Kinship, religion, and social media: the case of the cult of María Lionza in Venezuela and beyond
The cult of María Lionza from Venezuela is a widespread ritual practice in which spirit possession is frequent. In this cult, kinship and religious ties are closely interwoven. The massive presence of the cult on the Internet is reshaping links between believers, ancestors and supernatural beings.
The cult of María Lionza (Venezuela) is an example of the so-called “Afro-American religions”. In this cult, there is a strong connection between religious ideas and notions of kinship. Family appears as an extension of the hereafter and the hereafter is also seen as an extension of the family. When a relative dies, for instance, he or she forms part of the pantheon of gods. A believer may even marry, make love to or "inherit" something from a spiritual entity. Many rituals deal specifically with the redefinition of kinship relationships.
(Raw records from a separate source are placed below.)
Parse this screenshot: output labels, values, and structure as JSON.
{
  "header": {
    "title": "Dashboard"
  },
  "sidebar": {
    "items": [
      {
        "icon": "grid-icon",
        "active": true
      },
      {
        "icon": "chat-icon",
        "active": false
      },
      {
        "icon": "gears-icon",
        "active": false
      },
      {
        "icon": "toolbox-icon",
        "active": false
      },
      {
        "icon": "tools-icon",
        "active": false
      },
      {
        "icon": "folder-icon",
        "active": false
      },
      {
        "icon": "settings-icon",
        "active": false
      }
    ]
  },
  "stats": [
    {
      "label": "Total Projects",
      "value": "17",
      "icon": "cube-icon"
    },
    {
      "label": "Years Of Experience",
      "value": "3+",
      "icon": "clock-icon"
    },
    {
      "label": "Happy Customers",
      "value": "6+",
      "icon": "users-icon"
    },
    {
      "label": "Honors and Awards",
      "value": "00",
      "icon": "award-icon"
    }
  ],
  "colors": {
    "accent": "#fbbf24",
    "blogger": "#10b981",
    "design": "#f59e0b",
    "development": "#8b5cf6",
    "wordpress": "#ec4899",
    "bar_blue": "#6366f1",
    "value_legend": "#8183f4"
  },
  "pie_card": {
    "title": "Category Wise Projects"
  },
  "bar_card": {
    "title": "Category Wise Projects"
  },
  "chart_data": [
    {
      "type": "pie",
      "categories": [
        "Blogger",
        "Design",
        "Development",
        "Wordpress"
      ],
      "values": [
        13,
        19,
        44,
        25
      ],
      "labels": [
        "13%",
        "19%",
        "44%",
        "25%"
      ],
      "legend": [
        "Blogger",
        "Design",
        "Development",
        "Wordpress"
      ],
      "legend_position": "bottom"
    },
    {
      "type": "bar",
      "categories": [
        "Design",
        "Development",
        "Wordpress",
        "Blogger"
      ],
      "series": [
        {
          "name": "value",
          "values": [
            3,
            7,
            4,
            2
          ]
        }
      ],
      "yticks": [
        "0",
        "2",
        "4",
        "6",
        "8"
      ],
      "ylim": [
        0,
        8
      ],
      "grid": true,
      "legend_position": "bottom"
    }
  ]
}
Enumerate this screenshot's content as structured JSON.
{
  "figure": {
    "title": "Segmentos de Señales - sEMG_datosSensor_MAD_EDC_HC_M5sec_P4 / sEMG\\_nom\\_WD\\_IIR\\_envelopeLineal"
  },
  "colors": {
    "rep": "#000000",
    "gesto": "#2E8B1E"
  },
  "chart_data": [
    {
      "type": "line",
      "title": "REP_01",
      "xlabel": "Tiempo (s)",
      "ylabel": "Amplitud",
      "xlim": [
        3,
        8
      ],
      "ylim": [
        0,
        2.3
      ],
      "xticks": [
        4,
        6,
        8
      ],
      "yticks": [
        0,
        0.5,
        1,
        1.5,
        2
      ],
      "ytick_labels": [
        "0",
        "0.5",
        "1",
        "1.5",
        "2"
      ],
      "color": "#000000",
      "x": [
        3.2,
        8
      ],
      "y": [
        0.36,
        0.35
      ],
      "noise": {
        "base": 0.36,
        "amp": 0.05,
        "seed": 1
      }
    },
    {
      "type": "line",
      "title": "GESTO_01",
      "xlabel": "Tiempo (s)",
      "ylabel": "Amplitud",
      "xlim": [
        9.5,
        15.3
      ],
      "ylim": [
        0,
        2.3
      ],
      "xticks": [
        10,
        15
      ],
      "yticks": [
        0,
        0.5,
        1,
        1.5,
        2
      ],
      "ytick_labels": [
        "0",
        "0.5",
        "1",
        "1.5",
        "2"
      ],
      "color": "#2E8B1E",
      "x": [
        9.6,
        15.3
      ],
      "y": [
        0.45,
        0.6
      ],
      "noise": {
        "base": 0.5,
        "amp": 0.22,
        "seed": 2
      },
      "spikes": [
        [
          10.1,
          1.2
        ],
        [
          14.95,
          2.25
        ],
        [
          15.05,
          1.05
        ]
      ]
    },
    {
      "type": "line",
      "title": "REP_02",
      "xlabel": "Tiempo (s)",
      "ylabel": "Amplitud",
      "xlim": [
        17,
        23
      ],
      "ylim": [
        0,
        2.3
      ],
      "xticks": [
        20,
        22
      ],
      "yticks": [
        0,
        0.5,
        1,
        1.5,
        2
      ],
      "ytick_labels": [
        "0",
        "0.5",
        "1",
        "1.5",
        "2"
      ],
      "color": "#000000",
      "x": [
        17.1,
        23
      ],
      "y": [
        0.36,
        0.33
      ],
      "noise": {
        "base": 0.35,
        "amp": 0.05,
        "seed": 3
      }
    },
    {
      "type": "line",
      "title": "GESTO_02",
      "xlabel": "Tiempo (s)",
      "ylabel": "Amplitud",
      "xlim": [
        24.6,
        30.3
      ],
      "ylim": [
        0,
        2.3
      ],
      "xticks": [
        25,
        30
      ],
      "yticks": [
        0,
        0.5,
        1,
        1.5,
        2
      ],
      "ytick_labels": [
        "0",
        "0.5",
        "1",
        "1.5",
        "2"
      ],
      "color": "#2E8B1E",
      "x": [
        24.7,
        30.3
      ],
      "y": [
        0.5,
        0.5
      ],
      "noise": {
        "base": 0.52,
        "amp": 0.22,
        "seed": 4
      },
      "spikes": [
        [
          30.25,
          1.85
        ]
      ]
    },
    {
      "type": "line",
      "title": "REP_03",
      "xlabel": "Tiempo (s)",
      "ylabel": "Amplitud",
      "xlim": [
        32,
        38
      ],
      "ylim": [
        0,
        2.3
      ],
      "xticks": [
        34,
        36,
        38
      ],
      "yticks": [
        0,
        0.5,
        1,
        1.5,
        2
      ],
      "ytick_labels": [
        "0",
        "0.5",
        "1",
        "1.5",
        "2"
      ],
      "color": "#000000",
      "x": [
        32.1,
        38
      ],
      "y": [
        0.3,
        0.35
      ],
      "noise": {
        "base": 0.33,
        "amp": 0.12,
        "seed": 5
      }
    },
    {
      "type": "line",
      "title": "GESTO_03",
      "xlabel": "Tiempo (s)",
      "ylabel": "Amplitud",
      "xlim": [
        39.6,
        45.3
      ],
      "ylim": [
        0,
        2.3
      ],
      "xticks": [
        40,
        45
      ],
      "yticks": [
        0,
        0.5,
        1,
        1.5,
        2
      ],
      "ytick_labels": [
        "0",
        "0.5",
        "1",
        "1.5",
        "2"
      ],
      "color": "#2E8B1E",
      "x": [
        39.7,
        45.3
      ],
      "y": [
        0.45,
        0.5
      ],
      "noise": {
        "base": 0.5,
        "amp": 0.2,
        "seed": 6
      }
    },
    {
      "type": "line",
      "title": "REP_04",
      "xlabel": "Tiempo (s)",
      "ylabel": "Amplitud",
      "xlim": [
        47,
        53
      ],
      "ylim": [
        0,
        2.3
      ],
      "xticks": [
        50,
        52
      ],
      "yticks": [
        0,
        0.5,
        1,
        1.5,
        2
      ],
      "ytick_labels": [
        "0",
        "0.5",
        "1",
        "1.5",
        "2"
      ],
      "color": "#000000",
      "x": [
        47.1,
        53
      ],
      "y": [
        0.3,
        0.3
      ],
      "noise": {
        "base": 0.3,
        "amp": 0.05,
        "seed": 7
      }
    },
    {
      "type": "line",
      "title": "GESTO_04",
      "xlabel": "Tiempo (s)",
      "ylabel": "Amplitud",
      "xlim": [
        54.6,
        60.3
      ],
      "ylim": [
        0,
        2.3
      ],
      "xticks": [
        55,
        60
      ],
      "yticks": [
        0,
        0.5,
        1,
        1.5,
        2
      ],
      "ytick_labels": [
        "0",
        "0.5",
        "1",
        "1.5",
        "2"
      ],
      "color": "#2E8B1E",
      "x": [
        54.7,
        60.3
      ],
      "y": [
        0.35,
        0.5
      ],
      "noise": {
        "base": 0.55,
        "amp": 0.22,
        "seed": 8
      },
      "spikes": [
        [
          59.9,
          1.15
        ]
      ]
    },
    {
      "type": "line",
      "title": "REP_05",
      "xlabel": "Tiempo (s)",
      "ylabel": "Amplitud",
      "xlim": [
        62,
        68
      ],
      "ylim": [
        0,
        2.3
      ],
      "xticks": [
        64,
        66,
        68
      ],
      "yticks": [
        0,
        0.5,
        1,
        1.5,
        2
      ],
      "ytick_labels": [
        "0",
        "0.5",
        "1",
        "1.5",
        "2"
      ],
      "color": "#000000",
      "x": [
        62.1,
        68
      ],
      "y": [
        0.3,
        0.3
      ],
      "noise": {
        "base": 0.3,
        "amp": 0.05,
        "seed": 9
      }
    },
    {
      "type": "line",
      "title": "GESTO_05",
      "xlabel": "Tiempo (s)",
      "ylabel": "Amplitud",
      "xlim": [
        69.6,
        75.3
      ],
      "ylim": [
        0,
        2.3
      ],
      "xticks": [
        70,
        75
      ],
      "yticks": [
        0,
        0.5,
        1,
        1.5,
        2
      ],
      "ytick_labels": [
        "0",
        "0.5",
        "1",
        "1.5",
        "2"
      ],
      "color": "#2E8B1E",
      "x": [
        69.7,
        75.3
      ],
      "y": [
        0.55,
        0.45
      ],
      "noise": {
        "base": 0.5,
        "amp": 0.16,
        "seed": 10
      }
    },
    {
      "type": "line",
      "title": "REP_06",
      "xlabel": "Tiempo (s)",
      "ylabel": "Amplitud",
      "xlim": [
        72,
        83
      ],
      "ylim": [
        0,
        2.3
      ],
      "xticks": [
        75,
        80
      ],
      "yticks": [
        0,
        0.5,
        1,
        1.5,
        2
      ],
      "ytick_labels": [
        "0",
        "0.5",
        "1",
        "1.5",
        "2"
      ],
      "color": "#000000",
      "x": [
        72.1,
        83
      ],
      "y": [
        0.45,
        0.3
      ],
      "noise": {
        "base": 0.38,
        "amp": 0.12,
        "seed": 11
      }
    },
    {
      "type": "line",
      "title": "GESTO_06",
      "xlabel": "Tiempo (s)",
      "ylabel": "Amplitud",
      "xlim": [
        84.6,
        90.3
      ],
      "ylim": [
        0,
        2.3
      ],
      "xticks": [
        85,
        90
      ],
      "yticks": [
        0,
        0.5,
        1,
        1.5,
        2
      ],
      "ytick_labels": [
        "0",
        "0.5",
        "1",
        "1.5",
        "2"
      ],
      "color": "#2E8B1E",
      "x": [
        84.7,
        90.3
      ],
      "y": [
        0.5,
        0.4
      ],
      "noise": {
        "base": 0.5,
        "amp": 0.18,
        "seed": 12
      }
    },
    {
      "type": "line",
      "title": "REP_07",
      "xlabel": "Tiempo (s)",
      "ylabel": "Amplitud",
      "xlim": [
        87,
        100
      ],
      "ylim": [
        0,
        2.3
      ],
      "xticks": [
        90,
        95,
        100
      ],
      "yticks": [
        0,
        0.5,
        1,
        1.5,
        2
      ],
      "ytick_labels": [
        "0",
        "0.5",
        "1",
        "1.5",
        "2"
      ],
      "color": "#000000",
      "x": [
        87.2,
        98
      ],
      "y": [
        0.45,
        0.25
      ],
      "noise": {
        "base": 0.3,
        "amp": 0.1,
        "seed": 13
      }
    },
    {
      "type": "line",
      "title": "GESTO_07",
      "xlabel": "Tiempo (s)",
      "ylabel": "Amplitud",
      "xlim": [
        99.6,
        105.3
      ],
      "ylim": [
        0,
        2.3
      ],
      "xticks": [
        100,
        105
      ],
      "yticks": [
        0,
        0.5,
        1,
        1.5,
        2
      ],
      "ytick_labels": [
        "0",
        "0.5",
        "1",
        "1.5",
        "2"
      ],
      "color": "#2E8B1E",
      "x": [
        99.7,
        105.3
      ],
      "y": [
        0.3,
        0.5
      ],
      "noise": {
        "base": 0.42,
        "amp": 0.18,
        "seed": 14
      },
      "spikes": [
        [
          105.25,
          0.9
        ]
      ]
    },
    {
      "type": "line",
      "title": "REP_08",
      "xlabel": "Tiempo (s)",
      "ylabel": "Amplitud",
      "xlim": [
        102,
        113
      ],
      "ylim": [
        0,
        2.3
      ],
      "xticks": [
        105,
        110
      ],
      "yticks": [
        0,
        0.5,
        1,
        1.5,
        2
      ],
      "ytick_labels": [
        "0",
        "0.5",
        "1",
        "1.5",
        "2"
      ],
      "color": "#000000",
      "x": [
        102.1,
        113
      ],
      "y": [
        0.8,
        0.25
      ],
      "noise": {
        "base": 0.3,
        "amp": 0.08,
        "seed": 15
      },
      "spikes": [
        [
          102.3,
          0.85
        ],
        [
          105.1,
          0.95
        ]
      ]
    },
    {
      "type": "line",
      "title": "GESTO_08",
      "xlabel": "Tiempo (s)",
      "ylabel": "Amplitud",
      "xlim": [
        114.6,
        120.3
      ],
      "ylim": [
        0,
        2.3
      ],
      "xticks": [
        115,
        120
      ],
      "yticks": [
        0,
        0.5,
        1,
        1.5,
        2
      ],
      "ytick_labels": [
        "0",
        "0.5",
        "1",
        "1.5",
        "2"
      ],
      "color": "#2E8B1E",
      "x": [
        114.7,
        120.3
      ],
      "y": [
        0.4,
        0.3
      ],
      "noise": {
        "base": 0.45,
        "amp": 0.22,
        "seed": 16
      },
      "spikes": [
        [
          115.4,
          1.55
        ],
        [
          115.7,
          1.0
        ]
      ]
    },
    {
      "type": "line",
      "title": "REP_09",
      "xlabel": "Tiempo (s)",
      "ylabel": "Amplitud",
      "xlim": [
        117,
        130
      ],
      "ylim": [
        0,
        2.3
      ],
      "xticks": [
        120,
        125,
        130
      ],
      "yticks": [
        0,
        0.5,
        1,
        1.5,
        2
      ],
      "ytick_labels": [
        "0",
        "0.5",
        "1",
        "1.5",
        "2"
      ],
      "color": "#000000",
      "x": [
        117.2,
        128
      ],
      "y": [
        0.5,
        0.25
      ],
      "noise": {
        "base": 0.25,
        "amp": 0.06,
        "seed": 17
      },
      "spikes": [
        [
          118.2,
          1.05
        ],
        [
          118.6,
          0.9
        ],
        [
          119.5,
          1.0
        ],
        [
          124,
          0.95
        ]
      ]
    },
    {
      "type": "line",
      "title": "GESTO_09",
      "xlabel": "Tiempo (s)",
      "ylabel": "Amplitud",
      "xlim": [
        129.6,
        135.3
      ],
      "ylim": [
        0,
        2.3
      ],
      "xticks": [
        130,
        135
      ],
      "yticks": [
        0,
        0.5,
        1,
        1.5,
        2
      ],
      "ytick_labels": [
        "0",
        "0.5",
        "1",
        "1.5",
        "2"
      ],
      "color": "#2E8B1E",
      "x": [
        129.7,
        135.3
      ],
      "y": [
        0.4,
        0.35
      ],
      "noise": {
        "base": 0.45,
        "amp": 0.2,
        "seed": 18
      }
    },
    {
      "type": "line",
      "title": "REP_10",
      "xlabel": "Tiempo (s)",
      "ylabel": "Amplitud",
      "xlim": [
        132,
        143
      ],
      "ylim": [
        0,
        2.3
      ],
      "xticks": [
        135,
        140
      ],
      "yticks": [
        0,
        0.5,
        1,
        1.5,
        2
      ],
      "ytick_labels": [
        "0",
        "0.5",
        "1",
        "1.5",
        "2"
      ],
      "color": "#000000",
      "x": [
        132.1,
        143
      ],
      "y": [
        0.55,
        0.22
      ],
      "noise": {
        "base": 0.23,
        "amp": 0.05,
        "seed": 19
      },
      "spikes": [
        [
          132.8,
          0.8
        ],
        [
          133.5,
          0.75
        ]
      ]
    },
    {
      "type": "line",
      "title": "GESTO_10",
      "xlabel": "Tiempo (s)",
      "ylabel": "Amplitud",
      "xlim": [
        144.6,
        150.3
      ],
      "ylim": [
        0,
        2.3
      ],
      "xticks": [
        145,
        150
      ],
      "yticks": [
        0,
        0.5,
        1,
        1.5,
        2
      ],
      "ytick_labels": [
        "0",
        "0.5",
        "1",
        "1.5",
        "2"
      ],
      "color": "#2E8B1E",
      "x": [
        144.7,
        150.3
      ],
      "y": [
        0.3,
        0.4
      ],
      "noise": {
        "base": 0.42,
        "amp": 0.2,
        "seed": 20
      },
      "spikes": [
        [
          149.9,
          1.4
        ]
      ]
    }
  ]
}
The cult of María Lionza has a massive presence on the Internet, particularly on social networks such as Facebook. These social media platforms are frequently used by believers living abroad. The cult has adapted to the Internet very rapidly and has created specifically digital practices and discourses (such as online rituals and digital identities). Many of these online practices are related to kinship and friendship. One can, for example, become “friends” with an ancestor on Facebook, perform a “spiritual wedding” online or build a digital religious altar in which images of spirits, relatives and ancestors are connected. Digital images may also be used as religious icons.
What are the effects of these transformations on the kinship and friendship relationships off-line? How is social media changing the way in which believers conceive and perform their religion?
This paper is the outcome of a long-term research project on the cult of María Lionza in Venezuela, Puerto Rico and Barcelona. (See www.marialionza.net for a recent project funded by the Wenner-Gren Foundation).
This panel is closed to new paper proposals.